# SVM Model with TF-IDF This repository provides a pre-trained Support Vector Machine (SVM) model for text classification using Term Frequency-Inverse Document Frequency (TF-IDF). The repository also includes utilities for data preprocessing and feature extraction: There are two ways to test our model: # 1.Colab (can see the test_example.py file for how the Colab looks like) ## Start
Download files ```tfidf.py```, ```svm.py``` and ```data_cleaning.py```.
Upload the files in Colab directly under Files as well as the test data.
Copy all the codes below into Colab.
Before running the code, ensure you have all the required libraries installed: ```python pip install nltk beautifulsoup4 scikit-learn pandas datasets fsspec huggingface_hub ```
Download necessary NTLK resources for preprocessing. ```python import nltk nltk.download('stopwords') nltk.download('wordnet') nltk.download('omw-1.4') ```
Clean the Dataset ```python from data_cleaning import clean import pandas as pd import nltk nltk.download('stopwords') ```
You can replace with any datasets you want by changing the file name inside ```pd.read_csv()```. ```python df = pd.read_csv("hf://datasets/CIS5190abcd/headlines_test/test_cleaned_headlines.csv") cleaned_df = clean(df) ``` - Extract TF-IDF Features ```python from tfidf import tfidf X_new_tfidf = tfidf.transform(cleaned_df['title']) ``` - Make Predictions ```python from svm import svm_model ``` # 2. Termial ## Start:
Open your terminal.
Clone the repo by using the following command: ``` git clone https://huggingface.co/CIS5190abcd/svm ```
Go to the svm directory using following command: ``` cd svm ```
Run ```ls``` to check the files inside svm folder. Make sure ```tfidf.py```, ```svm.py``` and ```data_cleaning.py``` are existing in this directory. If not, run the folloing commands: ``` git checkout origin/main -- tfidf.py git checkout origin/main -- svm.py git checkout origin/main -- data_cleaning.py ```
Rerun ```ls```, double check all the required files(```tfidf.py```, ```svm.py``` and ```data_cleaning.py```) are existing. Should look like this: ![image/png](https://cdn-uploads.huggingface.co/production/uploads/6755cffd784ff7ea9db10bd4/O9K5zYm7TKiIg9cYZpV1x.png)

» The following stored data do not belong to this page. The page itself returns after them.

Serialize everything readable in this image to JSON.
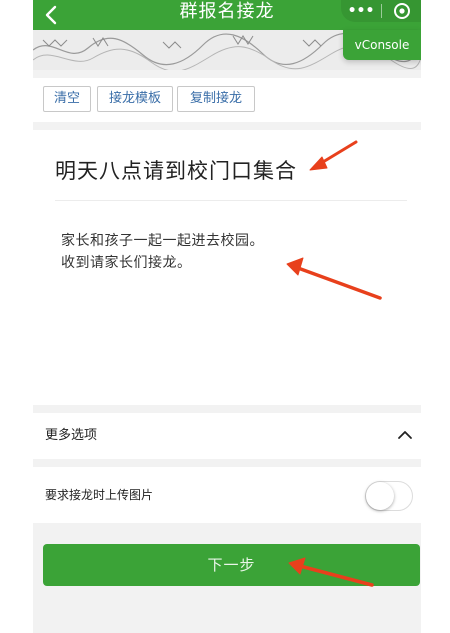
{
  "header": {
    "back_icon": "chevron-left-icon",
    "title": "群报名接龙",
    "more_icon": "more-dots-icon",
    "more_glyph": "•••",
    "close_icon": "target-circle-icon",
    "accent": "#3ba337"
  },
  "debug": {
    "vconsole_label": "vConsole"
  },
  "toolbar": {
    "clear_label": "清空",
    "template_label": "接龙模板",
    "copy_label": "复制接龙"
  },
  "content": {
    "title": "明天八点请到校门口集合",
    "body_lines": [
      "家长和孩子一起一起进去校园。",
      "收到请家长们接龙。"
    ]
  },
  "options": {
    "more_label": "更多选项",
    "more_expanded": true,
    "upload_label": "要求接龙时上传图片",
    "upload_enabled": false
  },
  "actions": {
    "next_label": "下一步"
  },
  "annotations": {
    "arrow_color": "#e8401c"
  }
}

keep inside the svm directory until ends. ## Installation
Before running the code, ensure you have all the required libraries installed: ```python pip install nltk beautifulsoup4 scikit-learn pandas datasets fsspec huggingface_hub ```
Go to Python which can be opened directly in terminal by typing the following command: ``` python ```
Download necessary NTLK resources for preprocessing. ```python import nltk nltk.download('stopwords') nltk.download('wordnet') nltk.download('omw-1.4') ```
After downloading all the required packages, **do not** exit. ## How to use: Training a new dataset with existing SVM model, follow the steps below: - Clean the Dataset ```python from data_cleaning import clean import pandas as pd import nltk nltk.download('stopwords') ```
You can replace with any datasets you want by changing the file name inside ```pd.read_csv()```. ```python df = pd.read_csv("hf://datasets/CIS5190abcd/headlines_test/test_cleaned_headlines.csv") cleaned_df = clean(df) ``` - Extract TF-IDF Features ```python from tfidf import tfidf X_new_tfidf = tfidf.transform(cleaned_df['title']) ``` - Make Predictions ```python from svm import svm_model ``` ```exit()``` if you want to leave python. ```cd ..```if you want to exit svm directory.